The deal faltered on Republicans' refusal to allow tax rates on the 400,000 wealthiest Americans to increase, reported the Washington Post.
Boehner's plan would have averted tax hikes on most Americans while allowing for some spending cuts.
CNN reported that Boehner said after the rejection: "They weren't taking it out on me."
"They were dealing with the perception that somebody might accuse them of raising taxes."
Obama warned in a press conference Friday that the fiscal cliff meant an automatic tax raise for middle class Americans - a scenario both parties wanted to avoid.
“We are going to have to find some common ground," said Obama.
“Nobody can get 100 percent of what they want."

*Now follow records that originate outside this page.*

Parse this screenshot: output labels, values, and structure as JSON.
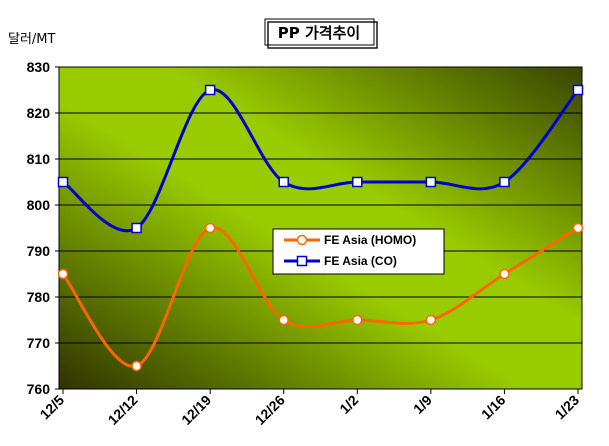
{
  "chart_data": {
    "type": "line",
    "title": "PP 가격추이",
    "ylabel": "달러/MT",
    "xlabel": "",
    "categories": [
      "12/5",
      "12/12",
      "12/19",
      "12/26",
      "1/2",
      "1/9",
      "1/16",
      "1/23"
    ],
    "ylim": [
      760,
      830
    ],
    "yticks": [
      760,
      770,
      780,
      790,
      800,
      810,
      820,
      830
    ],
    "grid": true,
    "legend_position": "center-right",
    "series": [
      {
        "name": "FE Asia (HOMO)",
        "values": [
          785,
          765,
          795,
          775,
          775,
          775,
          785,
          795
        ],
        "color": "#ff6600",
        "marker": "circle"
      },
      {
        "name": "FE Asia (CO)",
        "values": [
          805,
          795,
          825,
          805,
          805,
          805,
          805,
          825
        ],
        "color": "#0000cc",
        "marker": "square"
      }
    ]
  }
}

The Associated Press reported that Obama was meeting with Senate Majority Leader Harry Reid before the statement to discuss ways to avoid the fiscal cliff.
With less than 10 days left to reach a deal, it is now up to Obama and the Democrats to draw up a plan that could get sufficient Republican support in the House.
On Friday, the President recommended that politicians spend some time with family, sing Christmas carols and drink some eggnog - activities that might provide "perspective."